Net Neutrality for AI

5 min read Original article ↗

Over the course of 2025, “vibe coding” went from Silicon Valley pet projects to a global phenomenon. One major dictionary anointed the phrase its “word of the year.” In just a few short months, companies have reached more than $3 billion in annualized revenues from vibe coding or AI tools that aid software development. Major software companies appear to be slowing hiring, even as questions remain about whether and to what degree AI will replace or augment coders.

But 2025 wasn’t completely smooth for every vibe coding startup. Take Windsurf, for example, which was the second most popular standalone AI coding company in the world at one point. In April, media reports suggested that OpenAI was nearing a deal to acquire Windsurf for roughly $3 billion. But a few weeks later, before the deal was finalized, the company got unwelcome news from a critical supplier: Anthropic, OpenAI’s chief competitor, cut off Windsurf’s access to the Claude AI foundation models (FM) that Windsurf relied on. As FMs grow in importance, developers’ market power over these essential inputs—and the conflicts of interest they have with their own customers—could stifle innovation for AI applications across diverse industries.

Anthropic’s conduct raises two concerns. First, as an executive explicitly stated at the time, Anthropic deprived Windsurf of access to its FM because it decided that serving its customer could help OpenAI. Some might see that as the course of normal and perhaps even healthy market competition. But, second, Anthropic had an additional incentive to shut down Windsurf—Anthropic was beginning to offer its own coding agent, Claude Code, making the company a competitor to its customers. This conflict of interest has become even more pernicious in the months since the Windsurf saga, as coding tools become increasingly critical to Anthropic’s financial future.

Before we dive into the particulars, it’s worth taking a step back to understand why these FMs are so important—both to vibe coding and beyond. FMs have become essential infrastructure for the startup economy. Because FMs are prohibitively expensive to build, application developers routinely build upon leading models. For example, a very large portion of Y Combinator’s recent batches of startups are building AI applications atop FMs. Just three FM providers make up nearly 90% of FM API revenues: Anthropic at 40%, OpenAI at 27%, and Google at 21%, according to Menlo Ventures. That reliance, coupled with market concentration, means that AI FM providers have become gatekeepers—and that they can abuse their economic dominance to pick winners and losers among customers. In essence, without policy change, FM developers get a kill switch over any applications that compete with their in-house offerings.

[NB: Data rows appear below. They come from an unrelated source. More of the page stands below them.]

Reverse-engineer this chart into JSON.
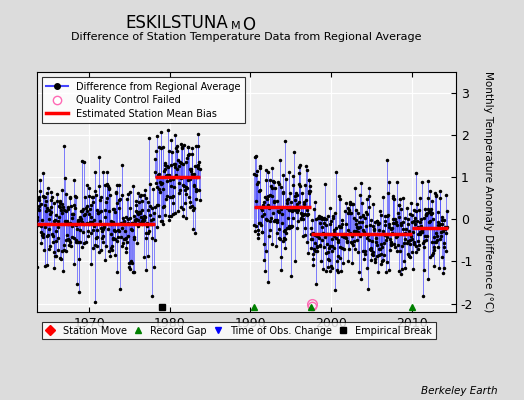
{
  "title_main": "ESKILSTUNA",
  "title_sub": "M",
  "title_end": "O",
  "subtitle": "Difference of Station Temperature Data from Regional Average",
  "ylabel": "Monthly Temperature Anomaly Difference (°C)",
  "xlim": [
    1963.5,
    2015.5
  ],
  "ylim": [
    -2.2,
    3.5
  ],
  "yticks": [
    -2,
    -1,
    0,
    1,
    2,
    3
  ],
  "xticks": [
    1970,
    1980,
    1990,
    2000,
    2010
  ],
  "background_color": "#dcdcdc",
  "plot_bg_color": "#f0f0f0",
  "grid_color": "#ffffff",
  "data_line_color": "#4444ff",
  "data_dot_color": "#000000",
  "bias_color": "#ff0000",
  "watermark": "Berkeley Earth",
  "segments": [
    {
      "start": 1963.5,
      "end": 1978.2,
      "bias": -0.1,
      "noise": 0.55
    },
    {
      "start": 1978.2,
      "end": 1983.8,
      "bias": 1.0,
      "noise": 0.55
    },
    {
      "start": 1990.5,
      "end": 1997.5,
      "bias": 0.3,
      "noise": 0.6
    },
    {
      "start": 1997.5,
      "end": 2010.0,
      "bias": -0.35,
      "noise": 0.55
    },
    {
      "start": 2010.0,
      "end": 2014.5,
      "bias": -0.2,
      "noise": 0.5
    }
  ],
  "record_gaps": [
    1990.5,
    1997.5,
    2010.0
  ],
  "empirical_breaks": [
    1979.0
  ],
  "qc_failed": [
    1997.7
  ],
  "seed": 17
}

This kind of market power is prevalent in many regulated industries where providers build upon foundational infrastructure owned by others, including telecommunications, transportation, and banking. In those cases, and others, policymakers have instituted neutrality or nondiscrimination rules that prohibit a company from abusing its economic position to discriminate on grounds of access, pricing, or terms among customers, in order to preserve contestability in the broader market.

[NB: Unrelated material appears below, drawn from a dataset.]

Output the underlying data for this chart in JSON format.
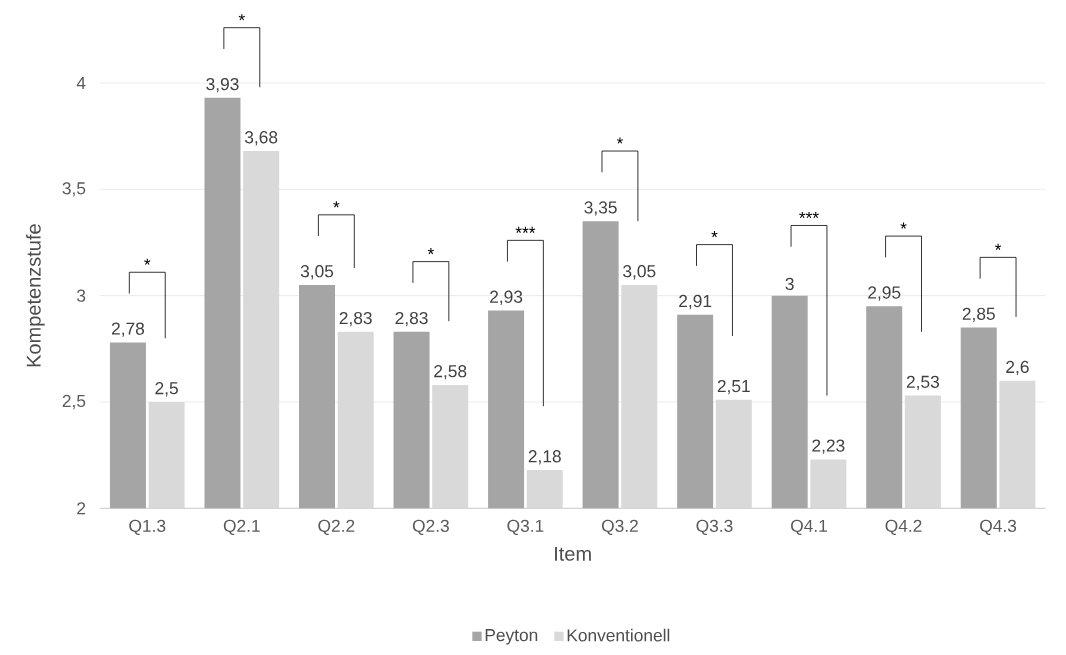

As we argue in a new report published by VPA, now is the time for Congress to institute a simple neutrality rule to prevent this unfair and anti-competitive behavior before it takes root. We take inspiration from ‘net neutrality’ rules, first proposed by Tim Wu in 2003, which focused on encouraging competition and innovation by limiting the ability of broadband providers to discriminate among different types of internet traffic. Our proposed rule would prohibit AI FM providers that make an API available to external parties from unreasonably or unjustly discriminating among similarly situated customers, in terms of access, latency, cost, and quality of service—with exceptions for dealing with, for example, unlawful activity and security risks. That means that while FM providers might offer different levels of service on the open market, they cannot discriminate among consumers who purchase access within those tiers. So, in the scenario we described above, Anthropic would not have been able to curtail Windsurf’s access to its leading Claude API (or charge more, limit API calls, or otherwise degrade the offering) because of news that Anthropic’s competitors might acquire the startup.

The key benefit of a neutrality requirement is to enable innovation at the AI application layer. Today, the financial interests of AI FM providers—whether from investments in third-party AI applications, in-house development of their own applications, or the complicated web of investor-competitor-supplier dynamics that permeate the AI industry—present inherent conflicts of interest when serving customers with access to an API. When AI companies use their dominance in the FM market to pick winners among AI applications, they skew and hinder innovation in AI applications. Upstarts don’t have the competitive breathing room to compete if FM providers’ own applications get an unfair advantage.

Ultimately, a neutrality rule is a relatively light-touch way to protect the end-users of generative AI—startups and businesses, consumers, and the public—that benefit from healthy competition among applications they might use.